Simon Hurst issues an angry riposte to short-sighted characterisations of those who seek to promote good use of technology as “geeks and nerds”.
In the introduction to a recent article on Excel 2013 (since amended, with apologies - Ed.) I was described as a “self-confessed geek”. Not long ago a comment to one of my posts suggested I was a “nerd”.
Both these terms cause me some concern. Not particularly from any sense of personal affront (I’ve spent the last 25 years lecturing on Excel and general IT to rooms full of accountants – I’ve been called worse). What worries me about being called a geek or a nerd is what it says about those who use those, or similar terms.
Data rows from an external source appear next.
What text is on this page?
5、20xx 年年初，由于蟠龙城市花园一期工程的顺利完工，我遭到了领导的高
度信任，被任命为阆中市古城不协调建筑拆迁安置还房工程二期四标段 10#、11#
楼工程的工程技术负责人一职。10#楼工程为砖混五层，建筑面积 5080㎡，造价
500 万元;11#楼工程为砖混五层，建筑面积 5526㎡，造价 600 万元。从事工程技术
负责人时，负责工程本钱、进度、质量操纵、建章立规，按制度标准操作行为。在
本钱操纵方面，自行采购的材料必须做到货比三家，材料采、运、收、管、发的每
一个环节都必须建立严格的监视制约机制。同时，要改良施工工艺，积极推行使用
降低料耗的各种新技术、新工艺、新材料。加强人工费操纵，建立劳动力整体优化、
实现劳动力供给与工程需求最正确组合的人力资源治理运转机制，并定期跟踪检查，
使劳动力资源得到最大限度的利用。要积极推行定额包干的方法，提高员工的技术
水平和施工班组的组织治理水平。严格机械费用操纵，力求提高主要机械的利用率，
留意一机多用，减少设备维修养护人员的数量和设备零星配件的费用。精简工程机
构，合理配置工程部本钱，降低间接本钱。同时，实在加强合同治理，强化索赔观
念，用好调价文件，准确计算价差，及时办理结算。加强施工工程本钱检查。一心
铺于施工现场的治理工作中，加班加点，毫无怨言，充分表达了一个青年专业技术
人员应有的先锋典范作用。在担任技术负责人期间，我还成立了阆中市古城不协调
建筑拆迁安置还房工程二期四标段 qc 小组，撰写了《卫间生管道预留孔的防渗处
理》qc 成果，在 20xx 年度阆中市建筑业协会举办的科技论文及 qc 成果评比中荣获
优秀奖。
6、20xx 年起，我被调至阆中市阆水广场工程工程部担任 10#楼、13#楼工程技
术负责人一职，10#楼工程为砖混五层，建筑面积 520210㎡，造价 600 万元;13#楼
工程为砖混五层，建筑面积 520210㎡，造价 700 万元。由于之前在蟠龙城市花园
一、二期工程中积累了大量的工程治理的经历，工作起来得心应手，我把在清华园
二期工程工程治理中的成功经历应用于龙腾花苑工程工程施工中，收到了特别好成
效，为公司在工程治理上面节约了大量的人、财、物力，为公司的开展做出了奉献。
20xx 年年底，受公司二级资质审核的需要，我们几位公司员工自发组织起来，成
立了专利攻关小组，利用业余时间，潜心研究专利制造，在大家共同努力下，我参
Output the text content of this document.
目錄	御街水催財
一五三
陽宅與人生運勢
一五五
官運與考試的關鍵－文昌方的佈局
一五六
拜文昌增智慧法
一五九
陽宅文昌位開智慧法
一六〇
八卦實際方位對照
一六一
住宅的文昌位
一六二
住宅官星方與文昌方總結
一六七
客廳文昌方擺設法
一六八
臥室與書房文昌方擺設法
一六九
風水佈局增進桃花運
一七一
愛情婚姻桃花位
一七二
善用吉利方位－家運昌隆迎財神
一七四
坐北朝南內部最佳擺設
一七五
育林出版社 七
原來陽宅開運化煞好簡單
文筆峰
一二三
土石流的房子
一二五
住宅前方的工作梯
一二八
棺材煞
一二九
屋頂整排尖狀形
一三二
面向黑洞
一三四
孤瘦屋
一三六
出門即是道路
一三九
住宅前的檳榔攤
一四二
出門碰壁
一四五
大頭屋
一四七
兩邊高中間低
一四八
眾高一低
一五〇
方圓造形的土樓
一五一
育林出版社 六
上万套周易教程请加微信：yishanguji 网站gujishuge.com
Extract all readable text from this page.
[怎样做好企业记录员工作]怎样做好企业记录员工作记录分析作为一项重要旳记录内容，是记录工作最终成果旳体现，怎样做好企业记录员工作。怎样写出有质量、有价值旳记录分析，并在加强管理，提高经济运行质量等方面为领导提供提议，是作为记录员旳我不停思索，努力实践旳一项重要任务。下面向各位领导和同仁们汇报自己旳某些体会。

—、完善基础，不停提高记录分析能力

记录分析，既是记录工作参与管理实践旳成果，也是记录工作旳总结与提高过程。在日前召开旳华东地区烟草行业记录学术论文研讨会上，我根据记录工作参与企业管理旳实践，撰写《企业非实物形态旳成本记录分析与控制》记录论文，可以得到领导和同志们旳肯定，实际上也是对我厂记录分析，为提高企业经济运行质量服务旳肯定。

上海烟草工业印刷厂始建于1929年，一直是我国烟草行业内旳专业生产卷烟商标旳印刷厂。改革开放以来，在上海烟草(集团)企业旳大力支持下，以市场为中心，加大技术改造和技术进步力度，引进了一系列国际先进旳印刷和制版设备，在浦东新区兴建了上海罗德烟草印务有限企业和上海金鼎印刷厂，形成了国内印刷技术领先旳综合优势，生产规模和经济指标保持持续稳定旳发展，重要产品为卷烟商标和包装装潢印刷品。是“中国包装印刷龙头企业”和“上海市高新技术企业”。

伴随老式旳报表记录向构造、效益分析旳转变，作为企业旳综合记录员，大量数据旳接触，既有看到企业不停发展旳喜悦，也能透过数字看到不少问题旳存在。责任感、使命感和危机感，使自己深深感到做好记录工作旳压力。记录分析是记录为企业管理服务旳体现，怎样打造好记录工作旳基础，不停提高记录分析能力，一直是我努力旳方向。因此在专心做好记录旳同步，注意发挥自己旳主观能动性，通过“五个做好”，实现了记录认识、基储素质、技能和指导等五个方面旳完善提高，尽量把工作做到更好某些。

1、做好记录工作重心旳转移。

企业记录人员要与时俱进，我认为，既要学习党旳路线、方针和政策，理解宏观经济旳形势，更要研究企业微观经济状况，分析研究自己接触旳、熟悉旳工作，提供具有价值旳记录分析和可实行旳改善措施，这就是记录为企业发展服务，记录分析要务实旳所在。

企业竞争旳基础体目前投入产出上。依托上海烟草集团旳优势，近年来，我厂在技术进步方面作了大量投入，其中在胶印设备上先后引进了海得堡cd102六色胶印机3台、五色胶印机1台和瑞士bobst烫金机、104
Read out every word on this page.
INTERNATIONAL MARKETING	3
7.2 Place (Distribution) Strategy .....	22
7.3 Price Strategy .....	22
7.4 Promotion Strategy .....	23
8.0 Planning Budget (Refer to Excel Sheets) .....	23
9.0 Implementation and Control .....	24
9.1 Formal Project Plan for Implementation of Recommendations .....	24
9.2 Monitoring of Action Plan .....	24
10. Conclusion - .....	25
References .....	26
I am sure that, over the years, I have been guilty of sometimes writing about overly obscure aspects on Excel but I’d argue, reasonably vehemently, that most of the articles I contribute cover what should be mainstream Excel skills. To dismiss these as the preserve of the geek and the nerd is to suggest that basic Excel competence is beyond the grasp of the average accountant. Given that most accountants have to grapple with the complexities of the UK tax system, most of Excel should seem like light relief.
Of course, I understand that successive governments have inflicted so heavy a compliance and administration burden on accountants that it is hard to find the time to devote to other skills – such as IT and Excel. However, for most accountants, the basic knowledge of Excel that forms the bulk of Excel Zone content should really have been learnt as part of the education system, particularly for those with a professional qualification.
Nearly all accountants use, or are responsible for the use of, spreadsheets. Used properly they can be a vital tool, not only in saving time and improving productivity, but also in delivering a better product to clients. Used badly they waste massive amounts of time and contribute to career-threatening errors.
The dismissal of those who attempt to deal with practical ways to get the most out of such a key technology as “geeks and nerds” suggests a significant failure by those responsible for training accountants at all levels.
That’s why I’d rather not be called a geek or a nerd.
Of course, if you are happy that the articles are relevant and practical, and just use the term geek because you think I enjoy it all too much, then that’s fine.